The objective of the BP Connect project is to create an environment where all employees can find the right expert and prevent the wheel from being reinvented through a ten-minute phone.

Resources (apart from ICT)

To built Connect a team was assigned, using about 3 FTE. To maintain Connect a separate contract is set up, using less than 1 FTE.

Activities

BP Amoco Connect is a searchable Intranet repository, which serves as internal Yellow Pages for finding BP experts. Employees present themselves on their personal web page, displaying their professional skills, relevant experiences, interests and other personal background. The site contains items like: name, job title, team business unit, structures taxonomy of ‘areas of expertise’, languages spoken, internal and external contacts, favourite web links, uploaded photographs, cv, audio clip, network memberships and contact information. Employees also have a free text area and the listed categories of expertise are ever evolving.

Connect was started up with a pilot of 500 upsteam technology staff. During its initial phase, the design was kept open enough to easily encompass the entire organisations. After this pilot, focus groups were held to enhance the interface. The number of users grew rapidly to 10,000 employees in the first year. An awareness campaign was set up, mounted by a group of heavy users. Surely, when chairman Brown also opened a personal page this contributed to the popularity of Connect.

Through its very openness to maintain ones own site, people include interesting links to other sites and networks. A user surfing Connect can move from individual to network, to staff with similar expertise, to a favourite external contact. Most significant of all, by providing all staff with their own URL, Connect acts as a unique layer upon which a knowledge architecture can be built.

Outputs/results

Already in the first year (1998) about 10,000 staff used Connect as their key to the vast knowledge repository of BP Amoco. After four years the number of users is 32,000 (May 2002), one third of the whole company.

Lessons and conclusions

The basic philosophy behind this method is that the best medium for knowledge is the human brain and the best networking protocol is conversation. Therefore the emphasis should lie on creating the connection and building the relationship. On content and structure of the repository, a balance needs to be found between anarchy and structure.

The advice from the people who set up Connect comes down to three points:

  1. Keep the vision clear: create an environment where all employees can find the right expert and prevent the wheel from being reinvented through a ten-minute phone calls.
  2. Manage the relationship with the HR department: connect must not compete with the HR system, but complement it.
  3. Ensure that ownership of the personal webpage lies with the individuals: business relationships flourish when personal details are shared, people only do this if they govern the content themselves.

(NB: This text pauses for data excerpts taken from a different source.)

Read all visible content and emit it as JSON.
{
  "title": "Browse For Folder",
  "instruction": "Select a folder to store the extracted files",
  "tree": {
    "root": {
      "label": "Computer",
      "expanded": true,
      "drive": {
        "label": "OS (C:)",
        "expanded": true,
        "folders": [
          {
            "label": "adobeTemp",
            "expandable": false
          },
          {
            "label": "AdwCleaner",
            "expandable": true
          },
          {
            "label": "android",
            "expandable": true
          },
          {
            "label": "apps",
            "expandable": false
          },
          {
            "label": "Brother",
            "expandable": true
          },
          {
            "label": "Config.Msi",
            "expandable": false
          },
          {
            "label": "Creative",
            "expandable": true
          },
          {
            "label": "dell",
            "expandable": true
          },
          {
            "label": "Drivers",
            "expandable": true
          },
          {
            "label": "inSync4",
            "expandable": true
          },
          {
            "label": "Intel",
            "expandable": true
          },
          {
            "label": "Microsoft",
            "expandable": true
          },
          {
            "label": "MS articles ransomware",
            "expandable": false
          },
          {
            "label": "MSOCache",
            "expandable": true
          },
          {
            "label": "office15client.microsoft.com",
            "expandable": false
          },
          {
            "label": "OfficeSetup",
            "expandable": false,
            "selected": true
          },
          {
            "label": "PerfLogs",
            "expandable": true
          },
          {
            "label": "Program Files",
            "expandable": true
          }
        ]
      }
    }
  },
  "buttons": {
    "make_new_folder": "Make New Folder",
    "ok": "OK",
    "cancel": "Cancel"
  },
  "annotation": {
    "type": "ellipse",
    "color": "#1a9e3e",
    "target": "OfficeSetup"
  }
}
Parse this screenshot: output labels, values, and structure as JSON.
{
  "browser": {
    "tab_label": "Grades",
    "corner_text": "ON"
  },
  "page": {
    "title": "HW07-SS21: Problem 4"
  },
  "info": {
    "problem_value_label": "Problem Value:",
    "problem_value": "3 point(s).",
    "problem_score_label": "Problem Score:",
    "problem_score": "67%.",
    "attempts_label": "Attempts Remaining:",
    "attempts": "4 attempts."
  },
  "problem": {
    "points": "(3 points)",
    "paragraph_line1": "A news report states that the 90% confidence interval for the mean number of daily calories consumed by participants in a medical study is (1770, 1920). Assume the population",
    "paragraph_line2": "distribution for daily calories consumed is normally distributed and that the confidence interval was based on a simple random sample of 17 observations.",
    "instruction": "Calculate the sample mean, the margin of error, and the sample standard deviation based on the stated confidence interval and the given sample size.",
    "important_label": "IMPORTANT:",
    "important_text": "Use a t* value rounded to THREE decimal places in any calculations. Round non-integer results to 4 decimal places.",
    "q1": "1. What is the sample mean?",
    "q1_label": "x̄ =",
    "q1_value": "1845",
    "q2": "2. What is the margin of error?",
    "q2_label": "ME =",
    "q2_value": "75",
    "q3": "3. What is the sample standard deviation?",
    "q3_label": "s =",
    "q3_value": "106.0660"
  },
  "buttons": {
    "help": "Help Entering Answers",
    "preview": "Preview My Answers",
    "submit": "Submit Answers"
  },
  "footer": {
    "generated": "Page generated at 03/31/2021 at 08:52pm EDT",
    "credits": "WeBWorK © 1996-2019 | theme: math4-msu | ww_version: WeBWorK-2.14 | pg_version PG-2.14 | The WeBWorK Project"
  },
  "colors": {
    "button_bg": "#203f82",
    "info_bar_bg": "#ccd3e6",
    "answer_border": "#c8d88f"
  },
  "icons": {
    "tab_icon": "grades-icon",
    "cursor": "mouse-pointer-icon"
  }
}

More general lessons on Knowledge Management in BP Amoco are:

        The difficult thing of knowledge management is that you can’t manage knowledge. Or, as author Collison says: “It’s like herding cats”. What you can do is manage the environment in which knowledge can be created, discovered, captured, shared, distilled, validated, transferred, adopted, adapted and applied. The ideal outcome is that employees manage knowledge themselves as part as part of their daily business without thinking of it as an extra task.

·        Knowledge Management is more about connecting to those who know the recipe more than capturing an encyclopaedia of knowledge.

·        If departments are set to compete with one another, free knowledge exchange will not take place.

·        A common response to Knowledge Management initiatives is: “We don’t have the time right now on top of everything else we have to do.” Then the response should be: “What if we told you someone else has already done the very task you are about to do. We just need to find out who and what they learned.”

·        Essential to Knowledge Management is a good communicator, a central person and also a person in each team who has bought in to the process. Best is someone who talks a lot. He or she has to get out there, find information and feed it back again.